After New Crowns-Veneers-or-Restorations

Patient Instructions: Caring for Your New Crowns/Veneers/Restorations

Now that you have your new dental restorations, it is important you ensure their lasting strength and beauty. Proper homecare will preserve their original shine as well as maintain the health of your surrounding gum and bone. By avoiding certain foods and habits, you will minimize the threat of breaking or discolouring your new teeth.

 Frequently Asked Questions

  1. How can I best care for my dental restorations?

Daily brushing and flossing are necessary to maintain the health of your teeth and dental work. Use a soft toothbrush with an appropriate toothpaste. Many types of toothpaste, including all “whitening” toothpastes, are too abrasive and will take the shine off your restorations. Your dental provider will suggest a toothpaste with a low abrasive index and preferably with fluoride to keep your natural teeth strong.

The use of an appropriate mouth rinse is an effective way to promote your dental health. Your dental provider will suggest a non-acidic mouth rinse that contains both fluoride and xylitol. Avoid using mouth rinses that contain alcohol as these tend to burn your tissue and break down the cement that keeps your dental restorations in place.


  1. What can I eat with my dental restorations?

Your dental restorations should look and feel like a natural part of your mouth.

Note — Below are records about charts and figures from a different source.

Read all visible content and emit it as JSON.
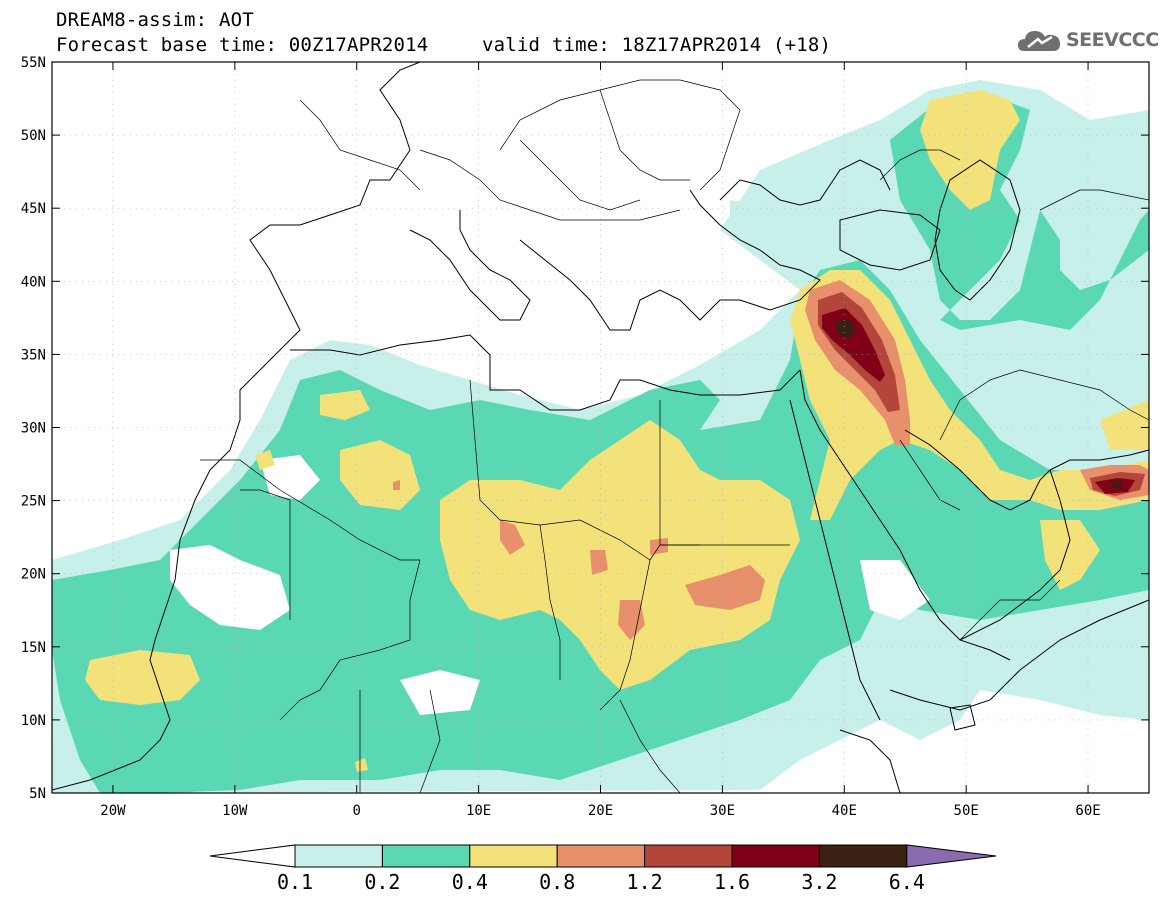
{
  "header": {
    "title": "DREAM8-assim: AOT",
    "base_time": "Forecast base time: 00Z17APR2014",
    "valid_time": "valid time: 18Z17APR2014 (+18)"
  },
  "logo": {
    "text": "SEEVCCC",
    "icon": "cloud-icon",
    "color": "#6f6f6f"
  },
  "map": {
    "lat_range": [
      5,
      55
    ],
    "lon_range": [
      -25,
      65
    ],
    "lat_ticks": [
      "55N",
      "50N",
      "45N",
      "40N",
      "35N",
      "30N",
      "25N",
      "20N",
      "15N",
      "10N",
      "5N"
    ],
    "lon_ticks": [
      "20W",
      "10W",
      "0",
      "10E",
      "20E",
      "30E",
      "40E",
      "50E",
      "60E"
    ]
  },
  "legend": {
    "colors": [
      "#ffffff",
      "#c8f0ea",
      "#5ad8b3",
      "#f3e27a",
      "#e88f6b",
      "#b4453b",
      "#800018",
      "#3a2012",
      "#8b6bb0"
    ],
    "labels": [
      "0.1",
      "0.2",
      "0.4",
      "0.8",
      "1.2",
      "1.6",
      "3.2",
      "6.4"
    ]
  }
}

You will be able to enjoy a wide variety of foods with your new teeth. Having said that, there are certain foods and eating habits that are prudent to enjoy in moderation or avoid altogether.

To decrease the risk of chipping or debonding a dental restoration, try to avoid:

  • Using your teeth to scrape or pull meat off a bone
  • Biting into raw carrots or other very hard foods
  • Chewing toffee or other dense, sticky foods

To decrease the risk of staining or dulling your restorations, try to enjoy the following in moderation:

  • Intensely coloured foods and beverages such as berries, tea, coffee, red wine and dark soda or fruit juice
  • Acidic foods and beverages such as citrus fruits, iced teas and sodas
  • Smoking and chewing tobacco can cause severe discoloration of your teeth and should be avoided.
  • Alcoholic beverages will hasten the demise of bonded restorations and should be enjoyed in moderation.

 

  1. Are there things that might harm my new teeth besides eating?

Many oral habits can damage or dislodge dental restorations. You should not use your teeth for anything other than chewing food. Avoid such habits as:

  • Chewing pencils, toothpicks or ice cubes
  • Biting your nails
  • Opening bags, containers or bottles with your teeth
  • Cutting fishing line or sewing thread with your teeth

 

  1. Will my teeth be sensitive after my new restorations are placed?

Mild sensitivity is common following the permanent placement of your dental restorations. The gum surrounding your new teeth, as well as your jaw muscles, may be tender for a few days. Your teeth themselves may be sensitive to cold, hot and chewing. Sensitivity to cold takes longest to resolve, but generally your teeth will feel normal again within a month. If sensitivity persists for more than 3 months you should notify your dental office.